Дверь с шумом отворилась. Вошёл мужчина в розовом ферязе с распоротыми рукавами.

— Не помешал? — Я обернулась на его голос и узнала менестреля, бывшего с Толстым Шъялом, когда они встретились на стене крепости. — Солнышко!

Я напрягла лицо, выдавливая из себя улыбку. Не получилось.

— Вам не помешало бы развеяться, — сказал он, за его спиной висел музыкальный инструмент, близкий к кифаре по виду. — Хотите, я что-нибудь вам сыграю? — Давно заученным движением он снял его со спины и провёл пальцами по блестящим струнам. — На севере это называется лютня. В Вольмере её зовут апровхремход.
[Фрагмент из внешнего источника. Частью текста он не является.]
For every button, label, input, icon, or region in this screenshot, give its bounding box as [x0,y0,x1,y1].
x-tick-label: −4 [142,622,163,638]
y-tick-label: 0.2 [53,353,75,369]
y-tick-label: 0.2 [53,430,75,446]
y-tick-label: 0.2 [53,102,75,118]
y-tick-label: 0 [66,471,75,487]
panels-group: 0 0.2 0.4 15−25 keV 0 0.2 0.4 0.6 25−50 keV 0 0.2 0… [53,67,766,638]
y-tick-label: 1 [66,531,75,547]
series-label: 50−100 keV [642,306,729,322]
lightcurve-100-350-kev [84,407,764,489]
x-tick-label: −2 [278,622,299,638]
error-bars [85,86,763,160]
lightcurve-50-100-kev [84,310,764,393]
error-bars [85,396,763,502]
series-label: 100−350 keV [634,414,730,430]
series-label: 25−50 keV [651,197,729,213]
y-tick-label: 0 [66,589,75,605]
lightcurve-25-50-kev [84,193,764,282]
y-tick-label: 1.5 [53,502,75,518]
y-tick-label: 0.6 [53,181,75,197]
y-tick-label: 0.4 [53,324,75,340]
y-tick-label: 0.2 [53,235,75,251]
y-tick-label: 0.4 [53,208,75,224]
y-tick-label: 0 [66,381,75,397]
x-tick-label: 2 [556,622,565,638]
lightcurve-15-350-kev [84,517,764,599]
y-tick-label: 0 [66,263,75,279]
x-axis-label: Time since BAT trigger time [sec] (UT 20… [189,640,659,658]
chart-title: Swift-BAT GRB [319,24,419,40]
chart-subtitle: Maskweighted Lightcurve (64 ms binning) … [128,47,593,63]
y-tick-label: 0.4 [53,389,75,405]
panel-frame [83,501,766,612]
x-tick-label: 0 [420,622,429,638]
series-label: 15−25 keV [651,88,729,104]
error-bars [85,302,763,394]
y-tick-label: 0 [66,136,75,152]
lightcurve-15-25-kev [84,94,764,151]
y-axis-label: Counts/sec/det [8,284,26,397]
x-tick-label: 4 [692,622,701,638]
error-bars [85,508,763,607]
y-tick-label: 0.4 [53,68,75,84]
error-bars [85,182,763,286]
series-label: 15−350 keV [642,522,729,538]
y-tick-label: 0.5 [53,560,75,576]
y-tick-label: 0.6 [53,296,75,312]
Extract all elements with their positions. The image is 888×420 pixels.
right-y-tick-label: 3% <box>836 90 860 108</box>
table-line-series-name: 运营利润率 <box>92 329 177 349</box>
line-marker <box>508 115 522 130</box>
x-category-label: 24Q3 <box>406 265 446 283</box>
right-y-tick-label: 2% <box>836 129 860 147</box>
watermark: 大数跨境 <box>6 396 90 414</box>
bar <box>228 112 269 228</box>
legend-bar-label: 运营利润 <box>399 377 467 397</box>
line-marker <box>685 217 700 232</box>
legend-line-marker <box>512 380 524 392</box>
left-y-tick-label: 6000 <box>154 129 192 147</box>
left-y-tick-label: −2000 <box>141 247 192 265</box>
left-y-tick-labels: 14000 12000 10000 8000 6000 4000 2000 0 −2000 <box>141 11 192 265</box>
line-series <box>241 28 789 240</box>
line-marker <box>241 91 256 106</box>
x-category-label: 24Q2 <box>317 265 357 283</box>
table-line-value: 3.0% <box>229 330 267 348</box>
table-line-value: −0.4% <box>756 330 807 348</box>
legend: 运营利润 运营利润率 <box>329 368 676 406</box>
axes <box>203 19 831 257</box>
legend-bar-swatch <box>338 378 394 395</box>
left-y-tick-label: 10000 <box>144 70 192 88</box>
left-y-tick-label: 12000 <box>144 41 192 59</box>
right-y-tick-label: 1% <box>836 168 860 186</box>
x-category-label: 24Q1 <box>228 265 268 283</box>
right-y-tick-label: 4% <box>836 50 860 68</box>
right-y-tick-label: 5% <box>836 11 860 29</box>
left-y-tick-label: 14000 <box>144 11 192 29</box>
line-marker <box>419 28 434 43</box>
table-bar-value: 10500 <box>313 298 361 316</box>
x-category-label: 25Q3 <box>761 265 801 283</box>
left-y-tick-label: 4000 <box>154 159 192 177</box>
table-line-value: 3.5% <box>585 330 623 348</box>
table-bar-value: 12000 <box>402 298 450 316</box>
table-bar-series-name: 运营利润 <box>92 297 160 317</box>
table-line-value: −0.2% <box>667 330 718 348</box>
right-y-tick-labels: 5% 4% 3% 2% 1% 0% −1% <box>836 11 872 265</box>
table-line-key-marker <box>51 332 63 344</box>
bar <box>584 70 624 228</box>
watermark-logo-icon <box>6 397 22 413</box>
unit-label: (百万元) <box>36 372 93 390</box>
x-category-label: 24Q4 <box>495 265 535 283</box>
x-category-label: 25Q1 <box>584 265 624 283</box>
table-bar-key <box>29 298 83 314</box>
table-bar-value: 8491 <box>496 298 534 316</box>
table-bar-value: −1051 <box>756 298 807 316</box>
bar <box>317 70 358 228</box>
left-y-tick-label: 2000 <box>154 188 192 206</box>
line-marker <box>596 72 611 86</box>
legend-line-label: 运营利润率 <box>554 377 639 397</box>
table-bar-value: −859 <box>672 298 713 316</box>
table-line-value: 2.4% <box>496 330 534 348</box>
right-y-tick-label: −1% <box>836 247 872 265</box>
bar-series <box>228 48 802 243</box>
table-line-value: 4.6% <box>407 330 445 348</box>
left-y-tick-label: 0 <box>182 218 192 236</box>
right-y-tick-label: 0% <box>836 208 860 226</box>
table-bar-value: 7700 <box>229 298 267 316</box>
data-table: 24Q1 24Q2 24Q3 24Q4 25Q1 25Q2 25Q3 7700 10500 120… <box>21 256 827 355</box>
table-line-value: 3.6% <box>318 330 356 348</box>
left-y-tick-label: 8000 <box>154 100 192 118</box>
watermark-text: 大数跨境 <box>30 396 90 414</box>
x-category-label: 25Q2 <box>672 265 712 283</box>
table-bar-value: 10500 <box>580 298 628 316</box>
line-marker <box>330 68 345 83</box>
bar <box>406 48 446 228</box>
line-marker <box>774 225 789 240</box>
Корпус, похожий на расколотый жёлудь, переплетённые лилии на шейке и у основания грифа, резонирующие отверстия — такие, как у кифары дядюшки…

Для такой красивой вещи такое грубое название.

Я подняла глаза на менестреля. Его лицо было приятным, как рассвет после ночной грозы.

— Согласен, — он угадал мои мысли, — название не ахти.

— Я хочу уйти отсюда, — резко сказала я. — Помоги мне.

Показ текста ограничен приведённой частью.